A brief human history of fossil fuels
Having established that fossil fuels have been around on this planet a lot longer than we have, let’s look at a timeframe that’s a bit easier to grasp - our own history with fossil fuels.
You may have thought, as I did, that humans only began using fossil fuels at the dawn of the Industrial Revolution in the eighteenth century. However, there is evidence that we had been using them for a lot longer. Ancient Greek scientist Theophrastus referenced coal in his geological treatise On Stones, evidence of its use has been found in artefacts dating back to Roman Britain, and Marco Polo witnessed the burning of coal on his travels to China in the thirteenth century. In fact, around the same time as Marco Polo was in China, King Edward I of England was attempting to ban his subjects from burning coal for fuel due to the amount of smoke it produced. However the ban was largely ignored and the law became redundant. Similarly, there is evidence that oil was used in the ancient Babylonian and Chinese civilizations. Natural gas was not as well understood, however it is thought crude bamboo pipelines were constructed around 400BC in China to transport gas and use it to extract salt from water by heating it.
It was the Industrial Revolution that marked our use of fossil fuels at scale. Coal was initially the most important fossil fuel, as it powered the steam engine. James Watt’s improvements to the design of steam engines in 1776 meant they took over from water wheels as the main source of power for machinery than enabled mass production for the first time. Coal also became an essential fuel for transportation as steamships and steam-powered trains became widespread. Nowadays, coal is used to generate electricity, and to produce steel, aluminium and concrete.
In 1847 Scottish chemist James Young's attention was drawn to oil seeping from the ground near a coal mine in Derbyshire. From this crude oil he was able to distil a light thin oil suitable for use as lamp oil and a thicker oil suitable for lubricating machinery. Just a few years later in modern-day Poland Ignacy Łukasiewicz invented the modern kerosene lamp and constructed the world’s first modern oil well. Łukasiewicz was said to have remarked:
“This liquid is the future wealth of the country, it’s the wellbeing and prosperity of its inhabitants, it’s a new source of income for the poor, and a new branch of industry which shall bear plentiful fruit.”
Arguably though, the modern oil industry was born in 1859 along the banks of the aptly named Oil Creek in Pennsylvania. There, Edwin Drake, working for the Pennsylvania Rock Oil Company, drilled a well using a steam engine, a touched off the Pennsylvania oil rush. Although Drake failed to patent his method for oil drilling and died virtually penniless, the Drake Well Museum stands to this day as testament to his accomplishment.
The oil industry was transformed again in the late nineteenth century with the invention of the internal combustion engine, and in particular an automobile powered by an internal combustion engine using gasoline as German engineer Carl Benz invented in 1885. The success of Henry Ford’s mass produced cars meant that by the 1950s oil had outstripped coal as the most used energy source in the United States.
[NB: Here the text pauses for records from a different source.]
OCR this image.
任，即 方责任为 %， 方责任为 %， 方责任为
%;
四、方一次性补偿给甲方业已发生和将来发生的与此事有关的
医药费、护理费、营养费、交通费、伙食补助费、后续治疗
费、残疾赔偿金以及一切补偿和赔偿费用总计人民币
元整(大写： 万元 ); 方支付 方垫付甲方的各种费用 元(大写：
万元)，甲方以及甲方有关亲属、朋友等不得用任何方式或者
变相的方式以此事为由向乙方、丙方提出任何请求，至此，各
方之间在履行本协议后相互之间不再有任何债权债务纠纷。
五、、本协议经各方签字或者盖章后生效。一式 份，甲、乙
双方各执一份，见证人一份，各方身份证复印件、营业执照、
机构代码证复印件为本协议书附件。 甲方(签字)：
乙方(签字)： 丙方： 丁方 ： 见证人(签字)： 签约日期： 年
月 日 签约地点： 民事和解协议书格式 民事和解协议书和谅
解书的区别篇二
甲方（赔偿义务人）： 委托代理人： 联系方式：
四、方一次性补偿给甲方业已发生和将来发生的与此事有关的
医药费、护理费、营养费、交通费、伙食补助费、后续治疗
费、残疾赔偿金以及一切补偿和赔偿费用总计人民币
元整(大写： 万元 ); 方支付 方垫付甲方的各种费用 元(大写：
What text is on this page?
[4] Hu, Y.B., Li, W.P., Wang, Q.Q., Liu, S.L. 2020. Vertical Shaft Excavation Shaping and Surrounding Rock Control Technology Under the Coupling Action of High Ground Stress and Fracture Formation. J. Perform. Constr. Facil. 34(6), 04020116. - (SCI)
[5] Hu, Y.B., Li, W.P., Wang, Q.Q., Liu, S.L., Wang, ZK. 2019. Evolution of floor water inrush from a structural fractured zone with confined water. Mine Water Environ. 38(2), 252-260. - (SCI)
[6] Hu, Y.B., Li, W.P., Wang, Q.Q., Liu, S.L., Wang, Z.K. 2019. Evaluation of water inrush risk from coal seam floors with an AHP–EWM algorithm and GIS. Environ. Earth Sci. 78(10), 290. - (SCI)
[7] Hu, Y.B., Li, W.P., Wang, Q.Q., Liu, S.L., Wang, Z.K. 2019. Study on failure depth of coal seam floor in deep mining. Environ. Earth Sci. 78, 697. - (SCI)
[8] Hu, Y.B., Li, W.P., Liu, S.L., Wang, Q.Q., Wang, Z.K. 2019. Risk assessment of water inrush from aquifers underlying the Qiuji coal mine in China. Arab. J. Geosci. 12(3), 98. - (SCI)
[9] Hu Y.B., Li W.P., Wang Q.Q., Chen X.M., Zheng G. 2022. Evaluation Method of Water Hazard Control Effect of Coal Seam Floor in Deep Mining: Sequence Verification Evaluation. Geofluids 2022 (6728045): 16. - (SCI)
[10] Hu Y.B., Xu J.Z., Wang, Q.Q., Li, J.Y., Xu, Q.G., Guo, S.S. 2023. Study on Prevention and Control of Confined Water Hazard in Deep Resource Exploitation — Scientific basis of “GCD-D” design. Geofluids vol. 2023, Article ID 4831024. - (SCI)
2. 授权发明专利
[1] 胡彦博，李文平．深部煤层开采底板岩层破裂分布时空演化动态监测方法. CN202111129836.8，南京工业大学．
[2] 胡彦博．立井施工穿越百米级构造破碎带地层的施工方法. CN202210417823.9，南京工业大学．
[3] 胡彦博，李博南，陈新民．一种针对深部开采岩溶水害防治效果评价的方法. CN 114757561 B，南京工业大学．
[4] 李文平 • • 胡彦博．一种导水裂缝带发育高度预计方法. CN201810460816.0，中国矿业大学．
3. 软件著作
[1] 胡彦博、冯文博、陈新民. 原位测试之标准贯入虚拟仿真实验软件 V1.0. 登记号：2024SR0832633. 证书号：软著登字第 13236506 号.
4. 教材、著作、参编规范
The supply of petroleum was so lucrative that the founder of Standard Oil (which at times controlled 80 per cent of the supply of petroleum), John D. Rockefeller, had a net worth equivalent to 1.5 per cent of the entire US economy, making him the wealthiest individual ever. Oil continues to be a major source of fuel for transportation, including for planes and ships, but is also used to make plastic and other synthetic materials - meaning it is everywhere, as shown in this infographic.
Natural gas only took off as an energy source in its own right in the late 1920s, when pipeline technology had developed sufficiently that gas could be transported long distances. It became favoured for heating and cooking in homes due to its relatively clean combustion and as a result even larger pipelines were developed to distribute gas across Europe, North America and the Middle East. Aside from domestic use, natural gas is also used to generate electricity and is also an important component in the production of ammonia, which is used to make fertiliser.
As you can see, fossil fuels power the Industrial Revolution as it began and in many ways continue to do so today. The ways in which they are used have also diversified significantly since coal was used to power the steam engine. As a result fossil fuels are firmly embedded in all our lives and a transition away from them will take work, but it can be done.